Bazı âlimler, hakeme şaşmaz ve yanılmaz mertebede hâkimlik mânası yükledikleri için olmalıdır ki onun Allah’tan başkasına nisbet edilemeyeceğini söylemişler. Halbuki Kur’an’da karı ile koca arasında çıkan anlaşmazlıkların çözümü amacı ile her iki taraftan birer hakemin belirlenmesi öneriliyor (en-Nisâ 4/35). Buradan mutlak adaleti gerçekleştirme işi Allah’a mahsus olmakla birlikte güçleri nisbetinde insanların da hakemlik yapmalarının zaruri olduğunu anlıyoruz.

Çeşitli âyetlerde Allah’a izâfe edilen hakemlik türleri içinde âhiretteki hakemliğin ağırlık kazandığı göze çarpmakta. Çünkü mutlak adaletin tecelli edeceği yer, hak-bâtıl mücadelesine sahne olan imtihan dünyası değil her türlü davranışın karşılığını bulacağı ve bütün sırların ortaya çıkacağı ebediyet âlemidir. İnsanlar arasındaki dinî ve ideolojik anlaşmazlıklara dünyada son vermek ve hakkı benimseyen toplumları galip getirmek, en azından onların haklı olduğunu herkesin gözü önüne sermek ilâhî hakemliğin bir başka çeşidi. Nihayet insanlar arasındaki adaletin icrasını sağlayacak temel ilkeleri koyan bir hakemlik fonksiyonu da hakem isminin kapsamı içinde mütalaa edilmeli.

Kütüb-i Sitte’de yer alan çeşitli hadislerde hüküm muhtelif sîgalarla Allah’a nisbet edilmekte (el-Muʿcem, “ḥkm” md.). Ahmed b. Hanbel’in rivayet ettiği bir hadiste Hz. Peygamber’in üzüntü ve sıkıntıyı gidermek için öğrettiği duanın başlangıç kısmı, ilâhî hükmün mutlaka geçerli oluşu yanında adalet niteliği taşıdığını da vurguluyor: “Allahım! Ben senin âciz kulunum, senin kulun olan bir baba ile bir annenin evlâdıyım. Bütün varlığım senin elindedir. Benim için verdiğin hüküm daima geçerli, hakkımdaki kararın daima adaletlidir” (Müsned, I, 391, 452).

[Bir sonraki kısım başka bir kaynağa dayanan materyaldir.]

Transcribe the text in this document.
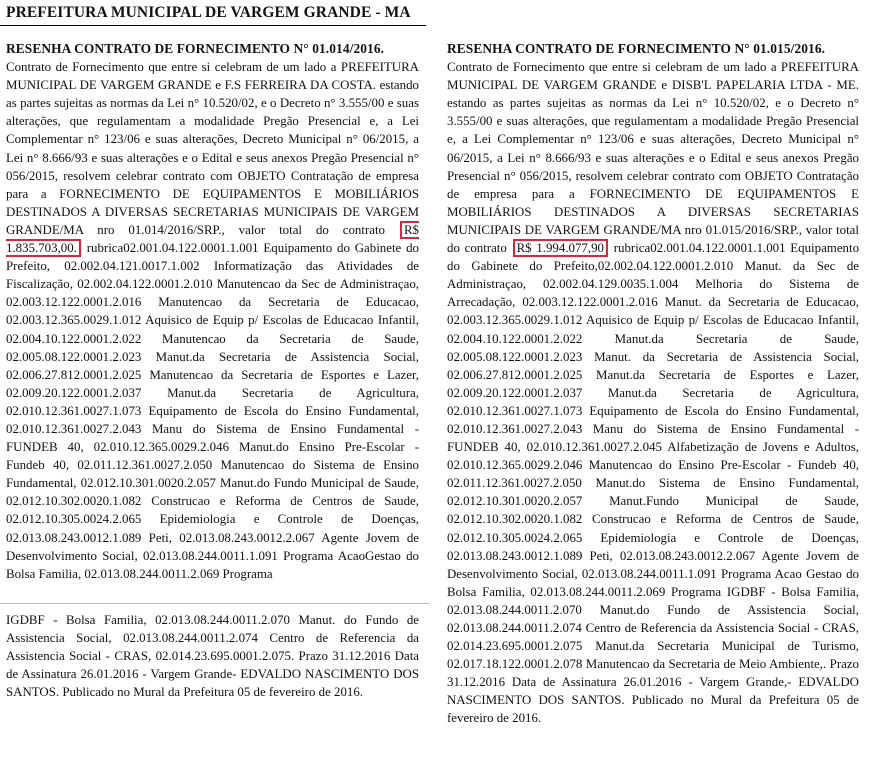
PREFEITURA MUNICIPAL DE VARGEM GRANDE - MA
RESENHA CONTRATO DE FORNECIMENTO N° 01.014/2016.

Contrato de Fornecimento que entre si celebram de um lado a PREFEITURA MUNICIPAL DE VARGEM GRANDE e F.S FERREIRA DA COSTA. estando as partes sujeitas as normas da Lei n° 10.520/02, e o Decreto n° 3.555/00 e suas alterações, que regulamentam a modalidade Pregão Presencial e, a Lei Complementar n° 123/06 e suas alterações, Decreto Municipal n° 06/2015, a Lei n° 8.666/93 e suas alterações e o Edital e seus anexos Pregão Presencial n° 056/2015, resolvem celebrar contrato com OBJETO Contratação de empresa para a FORNECIMENTO DE EQUIPAMENTOS E MOBILIÁRIOS DESTINADOS A DIVERSAS SECRETARIAS MUNICIPAIS DE VARGEM GRANDE/MA nro 01.014/2016/SRP., valor total do contrato R$ 1.835.703,00. rubrica02.001.04.122.0001.1.001 Equipamento do Gabinete do Prefeito, 02.002.04.121.0017.1.002 Informatização das Atividades de Fiscalização, 02.002.04.122.0001.2.010 Manutencao da Sec de Administraçao, 02.003.12.122.0001.2.016 Manutencao da Secretaria de Educacao, 02.003.12.365.0029.1.012 Aquisico de Equip p/ Escolas de Educacao Infantil, 02.004.10.122.0001.2.022 Manutencao da Secretaria de Saude, 02.005.08.122.0001.2.023 Manut.da Secretaria de Assistencia Social, 02.006.27.812.0001.2.025 Manutencao da Secretaria de Esportes e Lazer, 02.009.20.122.0001.2.037 Manut.da Secretaria de Agricultura, 02.010.12.361.0027.1.073 Equipamento de Escola do Ensino Fundamental, 02.010.12.361.0027.2.043 Manu do Sistema de Ensino Fundamental - FUNDEB 40, 02.010.12.365.0029.2.046 Manut.do Ensino Pre-Escolar - Fundeb 40, 02.011.12.361.0027.2.050 Manutencao do Sistema de Ensino Fundamental, 02.012.10.301.0020.2.057 Manut.do Fundo Municipal de Saude, 02.012.10.302.0020.1.082 Construcao e Reforma de Centros de Saude, 02.012.10.305.0024.2.065 Epidemiologia e Controle de Doenças, 02.013.08.243.0012.1.089 Peti, 02.013.08.243.0012.2.067 Agente Jovem de Desenvolvimento Social, 02.013.08.244.0011.1.091 Programa AcaoGestao do Bolsa Familia, 02.013.08.244.0011.2.069 Programa

IGDBF - Bolsa Familia, 02.013.08.244.0011.2.070 Manut. do Fundo de Assistencia Social, 02.013.08.244.0011.2.074 Centro de Referencia da Assistencia Social - CRAS, 02.014.23.695.0001.2.075. Prazo 31.12.2016 Data de Assinatura 26.01.2016 - Vargem Grande- EDVALDO NASCIMENTO DOS SANTOS. Publicado no Mural da Prefeitura 05 de fevereiro de 2016.
RESENHA CONTRATO DE FORNECIMENTO N° 01.015/2016.

Contrato de Fornecimento que entre si celebram de um lado a PREFEITURA MUNICIPAL DE VARGEM GRANDE e DISB'L PAPELARIA LTDA - ME. estando as partes sujeitas as normas da Lei n° 10.520/02, e o Decreto n° 3.555/00 e suas alterações, que regulamentam a modalidade Pregão Presencial e, a Lei Complementar n° 123/06 e suas alterações, Decreto Municipal n° 06/2015, a Lei n° 8.666/93 e suas alterações e o Edital e seus anexos Pregão Presencial n° 056/2015, resolvem celebrar contrato com OBJETO Contratação de empresa para a FORNECIMENTO DE EQUIPAMENTOS E MOBILIÁRIOS DESTINADOS A DIVERSAS SECRETARIAS MUNICIPAIS DE VARGEM GRANDE/MA nro 01.015/2016/SRP., valor total do contrato R$ 1.994.077,90 rubrica02.001.04.122.0001.1.001 Equipamento do Gabinete do Prefeito,02.002.04.122.0001.2.010 Manut. da Sec de Administraçao, 02.002.04.129.0035.1.004 Melhoria do Sistema de Arrecadação, 02.003.12.122.0001.2.016 Manut. da Secretaria de Educacao, 02.003.12.365.0029.1.012 Aquisico de Equip p/ Escolas de Educacao Infantil, 02.004.10.122.0001.2.022 Manut.da Secretaria de Saude, 02.005.08.122.0001.2.023 Manut. da Secretaria de Assistencia Social, 02.006.27.812.0001.2.025 Manut.da Secretaria de Esportes e Lazer, 02.009.20.122.0001.2.037 Manut.da Secretaria de Agricultura, 02.010.12.361.0027.1.073 Equipamento de Escola do Ensino Fundamental, 02.010.12.361.0027.2.043 Manu do Sistema de Ensino Fundamental - FUNDEB 40, 02.010.12.361.0027.2.045 Alfabetização de Jovens e Adultos, 02.010.12.365.0029.2.046 Manutencao do Ensino Pre-Escolar - Fundeb 40, 02.011.12.361.0027.2.050 Manut.do Sistema de Ensino Fundamental, 02.012.10.301.0020.2.057 Manut.Fundo Municipal de Saude, 02.012.10.302.0020.1.082 Construcao e Reforma de Centros de Saude, 02.012.10.305.0024.2.065 Epidemiologia e Controle de Doenças, 02.013.08.243.0012.1.089 Peti, 02.013.08.243.0012.2.067 Agente Jovem de Desenvolvimento Social, 02.013.08.244.0011.1.091 Programa Acao Gestao do Bolsa Familia, 02.013.08.244.0011.2.069 Programa IGDBF - Bolsa Familia, 02.013.08.244.0011.2.070 Manut.do Fundo de Assistencia Social, 02.013.08.244.0011.2.074 Centro de Referencia da Assistencia Social - CRAS, 02.014.23.695.0001.2.075 Manut.da Secretaria Municipal de Turismo, 02.017.18.122.0001.2.078 Manutencao da Secretaria de Meio Ambiente,. Prazo 31.12.2016 Data de Assinatura 26.01.2016 - Vargem Grande,- EDVALDO NASCIMENTO DOS SANTOS. Publicado no Mural da Prefeitura 05 de fevereiro de 2016.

Esmâ-i hüsnâyı ihtiva eden Tirmizî rivayetinde hakem yer almışken (“Daʿavât”, 82) İbn Mâce’nin listesinde geçmemekte. Ebû Dâvûd ile Nesâî’nin naklettikleri bir rivayete göre ashaptan Hânî b. Yezîd bir elçi heyetiyle birlikte Resûl-i Ekrem’in huzuruna gelince Resûlullah kendisine “Ebü’l-hakem” (hakemlerin pîri) denildiğini öğrenmiş, sebebini sorduğunda Hânî, mensup bulunduğu kabile fertleri arasında ortaya çıkan anlaşmazlıkları giderdiği için bu lakapla anıldığını söylemiş. Bunun üzerine Hz. Peygamber, “Hakem sadece Allah’tır, her türlü hüküm O’na aittir” demiş ve Hânî’in künyesini büyük oğluna nisbetle Ebû Şüreyh olarak değiştirmiş (Ebû Dâvûd, “Edeb”, 62; Nesâî, “Ḳuḍât”, 7; İbnü’l-Esîr, V, 383-384).[1]

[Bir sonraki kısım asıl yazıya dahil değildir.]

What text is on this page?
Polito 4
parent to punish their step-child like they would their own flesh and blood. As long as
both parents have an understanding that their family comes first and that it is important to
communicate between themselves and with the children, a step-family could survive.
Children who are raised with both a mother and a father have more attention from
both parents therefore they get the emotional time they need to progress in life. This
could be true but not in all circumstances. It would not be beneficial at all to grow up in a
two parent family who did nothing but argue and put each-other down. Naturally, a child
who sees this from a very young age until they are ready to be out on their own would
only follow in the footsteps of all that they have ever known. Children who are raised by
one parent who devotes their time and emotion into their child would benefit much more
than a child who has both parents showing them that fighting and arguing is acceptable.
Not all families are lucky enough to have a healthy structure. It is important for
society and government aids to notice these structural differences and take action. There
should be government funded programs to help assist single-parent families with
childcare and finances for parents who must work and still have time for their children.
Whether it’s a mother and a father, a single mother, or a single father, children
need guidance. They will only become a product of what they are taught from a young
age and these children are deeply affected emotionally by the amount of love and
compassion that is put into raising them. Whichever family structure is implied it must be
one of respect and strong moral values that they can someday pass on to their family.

Sonuç olarak “El-Hakem”: 'O' hikmet sahibi olan, yaptığı her işte hikmeti gözeten, hüküm verme yetkisini elinde tutan, son hükmü verecek olandır. Hükmeden, hak ile batılın, yanlış ile doğrunun, güzel ile çirkinin ve iyi ile kötünün arasını ayıran" demek.


RABBENÂ LEKEL HAMD:
 
الْحَمْدُ لَكَ بَّنَا Namazda rükûdan kalkılınca “Semi’allahü limen hamideh” dendikten sonra "Rabbimiz, hamd sanadır" anlamında bir dua. Esasen Rükü'dan kıyâma doğrulunca ve iki secde arasında doğrulup oturulduğunda "Sübhânallah" diyecek kadar beklemek vacip. Bu süre içinde ''Rabbena Lekel Hamd'' demek ise sünnet.

Namaz kılarken söylenmesi gereken ve sünnet olan bazı sözler bulunuyor. Hanefi mezhebine göre namazda rukudan kalkarken söylenen ''Rabbena ve Lekel Hamd'' da böyle bir sünnet. Bunu söyleyen kişiler sünneti yerine getirmiş olurken, söylemeyenler ise bu sevaptan mahrum kalmış oluyor.

Enes b. Mâlik'in rivayet ettiği, "Peygamber Efendimiz Hz. Muhammed (s.a.v) buyurdu ki: İmam 'semiallahü li-men hamideh' deyince siz 'Allāhümme rabbenâ leke'l-hamd' deyin" meâlindeki hadisle (Müslim, "Ṣalât", 77) Ebû Hüreyre tarafından rivayet edilen, "Resûlullah namaza kalktığında ayakta iken iftitah tekbiri alır, sonra rükûa varırken tekbir alır, sonra rükûdan doğrulurken 'semiallahü li-men hamideh', ardından ayakta iken 'rabbenâ ve leke'l-hamd' derdi" hadisi (Müslim, "Ṣalât", 28) bunlara örnek gösterilebilir.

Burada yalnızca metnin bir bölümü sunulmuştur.